Лионардо поднялся и пошел вверх по холму, к дому Буонарроти. Микеланджело пошел по скату другого холма, к жилищу Тополино. С верхушки холмов они оглянулись, помахали друг другу рукою. Им уже не суждено было больше увидеться.
Среди друзей Микеланджело его бегство от папы не напугало только Контессину — она не питала почтительности к Юлию. Наследница одной из самых могущественных династий мира, она видела, как ее семью изгнали из города, которому эта семья помогла стать величайшим в Европе, видела, как отчий ее дом разграбили земляки-горожане, о которых ее семья любовно заботилась, творя им добро, видела, как в окнах дворца Синьории повесили ее деверя, и сама должна была в течение восьми лет жить в крестьянской хижине. Ее уважение к властям иссякло.
Однако муж Контессины смотрел на все по-иному. Ридольфи ставил себе целью уехать в Рим. По этой причине он никак не хотел прогневать папу.
— Против своего желания я должен просить вас, Буонарроти, не появляться здесь более. Ведь это станет известно папе. Святой отец — при посредничестве кардинала Джованни — наша последняя надежда. Мы не должны рисковать расположением Юлия.
Голос Контессины звучал чуть напряженно и сдавленно:
— Значит, Микеланджело мог приходить сюда раньше, рискуя своим положением во Флоренции, и он не может бывать у нас теперь, чтобы не пошатнуть твое положение в Риме?
— Не мое положение, Контессина, а наше. Если папа будет настроен против нас… В конце концов, у Буонарроти есть ремесло; если его изгонят из Флоренции, он найдет применение своему таланту где угодно. Рим — это единственное место, куда мы можем уехать. От этого зависит наша будущее, будущее наших сыновей. Это слишком опасно.
— Родиться на свет — вот самая главная опасность, — раздумчиво произнесла Контессина, глядя куда-то поверх головы Микеланджело. — После этого уже идет игра, где все предопределено, карты розданы.

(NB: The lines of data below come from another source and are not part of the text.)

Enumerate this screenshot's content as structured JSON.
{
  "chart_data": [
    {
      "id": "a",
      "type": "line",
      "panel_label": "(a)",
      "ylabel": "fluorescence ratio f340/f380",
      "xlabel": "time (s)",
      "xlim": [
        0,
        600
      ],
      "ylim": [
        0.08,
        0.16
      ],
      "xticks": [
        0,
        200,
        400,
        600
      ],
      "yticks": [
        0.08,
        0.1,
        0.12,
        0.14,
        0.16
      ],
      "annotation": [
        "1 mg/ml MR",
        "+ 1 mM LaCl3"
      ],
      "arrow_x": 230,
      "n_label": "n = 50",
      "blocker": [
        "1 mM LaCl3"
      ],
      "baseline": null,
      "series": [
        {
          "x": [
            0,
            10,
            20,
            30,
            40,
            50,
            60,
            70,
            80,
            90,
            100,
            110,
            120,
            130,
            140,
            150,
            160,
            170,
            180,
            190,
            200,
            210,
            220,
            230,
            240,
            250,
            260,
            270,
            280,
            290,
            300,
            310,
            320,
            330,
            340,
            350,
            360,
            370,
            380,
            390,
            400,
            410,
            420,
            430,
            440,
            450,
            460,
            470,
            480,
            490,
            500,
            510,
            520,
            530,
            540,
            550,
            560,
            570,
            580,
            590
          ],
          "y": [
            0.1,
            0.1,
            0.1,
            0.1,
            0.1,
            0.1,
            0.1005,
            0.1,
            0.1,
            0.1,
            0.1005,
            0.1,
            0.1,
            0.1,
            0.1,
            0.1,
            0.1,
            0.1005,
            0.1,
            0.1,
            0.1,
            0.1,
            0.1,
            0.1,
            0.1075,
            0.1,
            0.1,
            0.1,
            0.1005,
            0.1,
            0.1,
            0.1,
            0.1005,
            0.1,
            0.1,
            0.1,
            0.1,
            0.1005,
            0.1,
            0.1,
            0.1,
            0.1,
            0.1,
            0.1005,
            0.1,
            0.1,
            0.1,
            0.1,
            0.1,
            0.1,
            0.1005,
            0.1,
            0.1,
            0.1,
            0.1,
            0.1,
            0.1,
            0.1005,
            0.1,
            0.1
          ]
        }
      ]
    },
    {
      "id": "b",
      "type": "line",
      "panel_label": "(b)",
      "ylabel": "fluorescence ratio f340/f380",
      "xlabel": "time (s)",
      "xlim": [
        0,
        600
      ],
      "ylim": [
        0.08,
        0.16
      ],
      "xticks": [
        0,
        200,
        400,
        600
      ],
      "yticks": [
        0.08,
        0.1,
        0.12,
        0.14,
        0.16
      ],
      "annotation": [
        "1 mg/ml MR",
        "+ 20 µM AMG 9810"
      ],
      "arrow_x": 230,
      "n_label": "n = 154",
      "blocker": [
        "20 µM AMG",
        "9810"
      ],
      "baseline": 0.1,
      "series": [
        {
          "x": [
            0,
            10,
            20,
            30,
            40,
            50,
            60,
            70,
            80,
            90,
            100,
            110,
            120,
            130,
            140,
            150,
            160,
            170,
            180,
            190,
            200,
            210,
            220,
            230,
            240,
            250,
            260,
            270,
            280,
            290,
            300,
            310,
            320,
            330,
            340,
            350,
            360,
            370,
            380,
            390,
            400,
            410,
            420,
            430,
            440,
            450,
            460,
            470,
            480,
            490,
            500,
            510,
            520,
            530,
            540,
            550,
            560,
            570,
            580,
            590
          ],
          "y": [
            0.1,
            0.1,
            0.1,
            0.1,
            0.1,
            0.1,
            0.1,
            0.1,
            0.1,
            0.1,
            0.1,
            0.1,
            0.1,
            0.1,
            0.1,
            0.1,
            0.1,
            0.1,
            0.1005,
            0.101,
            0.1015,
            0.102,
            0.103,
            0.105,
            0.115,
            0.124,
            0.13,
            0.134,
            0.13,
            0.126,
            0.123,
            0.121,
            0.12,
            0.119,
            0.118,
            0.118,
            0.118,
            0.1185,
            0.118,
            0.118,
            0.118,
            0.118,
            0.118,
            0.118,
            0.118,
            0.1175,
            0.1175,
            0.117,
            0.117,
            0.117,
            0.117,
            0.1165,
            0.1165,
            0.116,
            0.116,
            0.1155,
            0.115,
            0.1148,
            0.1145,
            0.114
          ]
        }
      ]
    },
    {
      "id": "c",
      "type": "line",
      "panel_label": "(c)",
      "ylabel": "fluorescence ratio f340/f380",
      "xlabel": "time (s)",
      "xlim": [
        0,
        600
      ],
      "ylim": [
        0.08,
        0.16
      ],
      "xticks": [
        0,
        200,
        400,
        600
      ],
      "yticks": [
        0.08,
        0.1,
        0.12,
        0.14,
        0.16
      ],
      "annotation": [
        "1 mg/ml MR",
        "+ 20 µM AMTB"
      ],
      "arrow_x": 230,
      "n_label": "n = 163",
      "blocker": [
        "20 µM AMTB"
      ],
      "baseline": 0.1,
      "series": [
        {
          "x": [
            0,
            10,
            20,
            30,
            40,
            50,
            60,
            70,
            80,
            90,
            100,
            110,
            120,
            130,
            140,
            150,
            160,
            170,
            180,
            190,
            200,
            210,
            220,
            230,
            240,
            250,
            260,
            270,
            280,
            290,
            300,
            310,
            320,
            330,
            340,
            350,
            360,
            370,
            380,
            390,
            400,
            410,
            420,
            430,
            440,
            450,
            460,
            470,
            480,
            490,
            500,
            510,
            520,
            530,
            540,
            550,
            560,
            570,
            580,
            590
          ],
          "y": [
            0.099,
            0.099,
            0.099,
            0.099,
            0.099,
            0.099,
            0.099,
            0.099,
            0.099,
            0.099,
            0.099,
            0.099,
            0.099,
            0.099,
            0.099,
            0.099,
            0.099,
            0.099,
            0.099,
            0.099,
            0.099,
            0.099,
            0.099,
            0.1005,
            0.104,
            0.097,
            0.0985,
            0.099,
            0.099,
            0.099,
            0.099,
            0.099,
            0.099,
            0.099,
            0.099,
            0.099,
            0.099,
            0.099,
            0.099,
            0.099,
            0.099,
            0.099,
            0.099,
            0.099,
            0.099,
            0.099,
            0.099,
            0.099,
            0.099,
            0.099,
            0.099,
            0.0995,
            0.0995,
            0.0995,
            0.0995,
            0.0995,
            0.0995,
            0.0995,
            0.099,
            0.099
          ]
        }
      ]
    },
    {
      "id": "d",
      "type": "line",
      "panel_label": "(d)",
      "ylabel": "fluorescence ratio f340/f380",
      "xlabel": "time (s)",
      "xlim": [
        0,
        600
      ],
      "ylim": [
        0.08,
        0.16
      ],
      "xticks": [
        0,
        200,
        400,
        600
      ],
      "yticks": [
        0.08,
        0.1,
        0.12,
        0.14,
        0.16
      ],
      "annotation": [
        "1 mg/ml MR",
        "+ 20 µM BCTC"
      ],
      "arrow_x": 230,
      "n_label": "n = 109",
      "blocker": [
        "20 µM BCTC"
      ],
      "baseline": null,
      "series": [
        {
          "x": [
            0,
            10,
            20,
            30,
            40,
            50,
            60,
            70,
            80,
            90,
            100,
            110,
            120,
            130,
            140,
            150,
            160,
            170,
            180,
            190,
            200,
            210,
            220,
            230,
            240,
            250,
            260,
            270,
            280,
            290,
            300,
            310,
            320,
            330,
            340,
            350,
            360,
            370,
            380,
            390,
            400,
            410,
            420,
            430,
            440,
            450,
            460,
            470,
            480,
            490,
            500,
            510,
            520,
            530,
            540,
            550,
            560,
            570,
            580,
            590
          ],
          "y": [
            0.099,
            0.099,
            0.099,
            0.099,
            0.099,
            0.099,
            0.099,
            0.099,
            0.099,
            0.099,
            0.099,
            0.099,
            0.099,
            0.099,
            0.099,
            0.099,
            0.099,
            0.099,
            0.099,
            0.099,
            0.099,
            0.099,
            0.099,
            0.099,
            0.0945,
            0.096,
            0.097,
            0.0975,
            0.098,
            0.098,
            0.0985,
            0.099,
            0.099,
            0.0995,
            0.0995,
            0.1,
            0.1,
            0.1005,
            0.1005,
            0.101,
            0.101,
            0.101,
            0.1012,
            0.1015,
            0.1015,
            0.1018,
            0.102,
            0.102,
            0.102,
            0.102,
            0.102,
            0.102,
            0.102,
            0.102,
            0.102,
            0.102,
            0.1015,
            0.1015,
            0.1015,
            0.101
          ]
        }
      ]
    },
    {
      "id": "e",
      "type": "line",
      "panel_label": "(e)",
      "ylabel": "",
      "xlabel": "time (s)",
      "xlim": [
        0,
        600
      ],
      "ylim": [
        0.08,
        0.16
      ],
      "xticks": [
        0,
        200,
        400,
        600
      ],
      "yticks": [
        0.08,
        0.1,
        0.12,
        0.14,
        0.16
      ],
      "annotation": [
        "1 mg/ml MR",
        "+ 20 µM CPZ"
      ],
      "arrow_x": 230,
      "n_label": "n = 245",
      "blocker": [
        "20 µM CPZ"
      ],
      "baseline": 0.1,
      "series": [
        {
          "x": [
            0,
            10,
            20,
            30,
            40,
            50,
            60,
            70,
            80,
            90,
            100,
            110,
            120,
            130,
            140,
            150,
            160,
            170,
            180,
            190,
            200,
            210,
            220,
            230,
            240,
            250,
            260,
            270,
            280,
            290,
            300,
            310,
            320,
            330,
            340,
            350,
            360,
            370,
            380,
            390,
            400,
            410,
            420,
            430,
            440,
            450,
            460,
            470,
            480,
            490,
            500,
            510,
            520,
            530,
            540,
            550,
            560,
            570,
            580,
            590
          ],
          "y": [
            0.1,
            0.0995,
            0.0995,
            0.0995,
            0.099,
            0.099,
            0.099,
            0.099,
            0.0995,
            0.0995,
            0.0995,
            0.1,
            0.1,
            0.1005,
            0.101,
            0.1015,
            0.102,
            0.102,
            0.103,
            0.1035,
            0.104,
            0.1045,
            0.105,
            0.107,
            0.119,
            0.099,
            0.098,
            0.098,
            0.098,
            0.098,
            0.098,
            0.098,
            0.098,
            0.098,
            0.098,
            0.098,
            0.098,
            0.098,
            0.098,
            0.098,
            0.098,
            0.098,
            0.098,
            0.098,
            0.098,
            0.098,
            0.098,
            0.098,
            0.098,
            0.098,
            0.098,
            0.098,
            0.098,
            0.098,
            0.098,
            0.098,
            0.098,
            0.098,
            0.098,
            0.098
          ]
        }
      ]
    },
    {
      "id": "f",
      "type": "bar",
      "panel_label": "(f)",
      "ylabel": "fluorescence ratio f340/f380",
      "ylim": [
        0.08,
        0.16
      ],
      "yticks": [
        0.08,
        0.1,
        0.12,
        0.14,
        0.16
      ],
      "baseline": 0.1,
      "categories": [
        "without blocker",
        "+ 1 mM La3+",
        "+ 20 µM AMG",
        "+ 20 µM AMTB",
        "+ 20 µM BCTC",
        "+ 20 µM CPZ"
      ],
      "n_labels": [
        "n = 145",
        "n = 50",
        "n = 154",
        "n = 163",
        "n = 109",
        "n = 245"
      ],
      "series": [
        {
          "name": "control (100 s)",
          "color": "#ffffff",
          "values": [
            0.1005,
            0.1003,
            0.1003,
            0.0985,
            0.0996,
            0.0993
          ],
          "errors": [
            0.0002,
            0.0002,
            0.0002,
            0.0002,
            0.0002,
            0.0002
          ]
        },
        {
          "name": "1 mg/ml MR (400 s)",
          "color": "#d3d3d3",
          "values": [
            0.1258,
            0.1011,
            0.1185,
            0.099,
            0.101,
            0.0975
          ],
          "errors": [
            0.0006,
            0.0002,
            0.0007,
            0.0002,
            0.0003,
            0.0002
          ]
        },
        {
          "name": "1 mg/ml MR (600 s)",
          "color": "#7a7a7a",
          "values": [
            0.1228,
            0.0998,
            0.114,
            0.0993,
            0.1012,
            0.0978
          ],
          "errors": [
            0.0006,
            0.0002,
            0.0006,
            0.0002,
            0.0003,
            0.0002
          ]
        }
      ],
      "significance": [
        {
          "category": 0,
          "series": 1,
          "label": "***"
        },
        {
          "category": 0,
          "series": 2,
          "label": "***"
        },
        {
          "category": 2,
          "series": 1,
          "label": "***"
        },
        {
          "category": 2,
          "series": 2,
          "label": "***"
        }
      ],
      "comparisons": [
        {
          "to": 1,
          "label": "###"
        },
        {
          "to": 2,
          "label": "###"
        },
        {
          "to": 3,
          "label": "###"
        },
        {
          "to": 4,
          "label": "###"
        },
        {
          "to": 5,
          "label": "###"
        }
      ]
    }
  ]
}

— Я больше не приду к вам, мессер Ридольфи, — тихо сказал Микеланджело. — Вы должны оградить свое семейство от опасности. Извините меня, я поступил необдуманно.
4
В конце августа с войском в пять сотен рыцарей и дворян Юлий покинул Рим. В Орзието к нему присоединился его племянник, герцог Урбинский, и Перуджия была занята без кровопролития. Кардинал Джованни де Медичи оставался в Риме, управляя городом. С примкнувшим к нему маркизом Мантуи Гонзага, у которого была обученная армия, папа пересек Апеннины, обойдя стороной Римини: этот город держала в своих руках враждебная Венеция. Предложив кардинальские шапки трем его племянникам, папа подкупил кардинала Руана, находившегося при восьми тысячах французских солдат, посланных на защиту Болоньи; тот публично отлучил от церкви правителя Болоньи Джованни Бентивольо. В результате Бентивольо был изгнан самими болонцами. В Болонью вступил со своей армией Юлий.
Однако среди всех этих дел и хлопот папа Юлий Второй не мог забыть своего беглого скульптора. Как только Микеланджело вошел во дворец Синьории, гонфалоньер Содерини, по обе стороны которого сидели восемь его коллег, закричал, не скрывая своего раздражения:
— Ты пытался дать папе такой бой, на какой не отважился бы и король Франции. Мы не хотим по твоей милости вступать в войну с папой! Святой отец желает, чтобы ты исполнил кое-какие работы в Болонье. Давай-ка собирайся и езжай!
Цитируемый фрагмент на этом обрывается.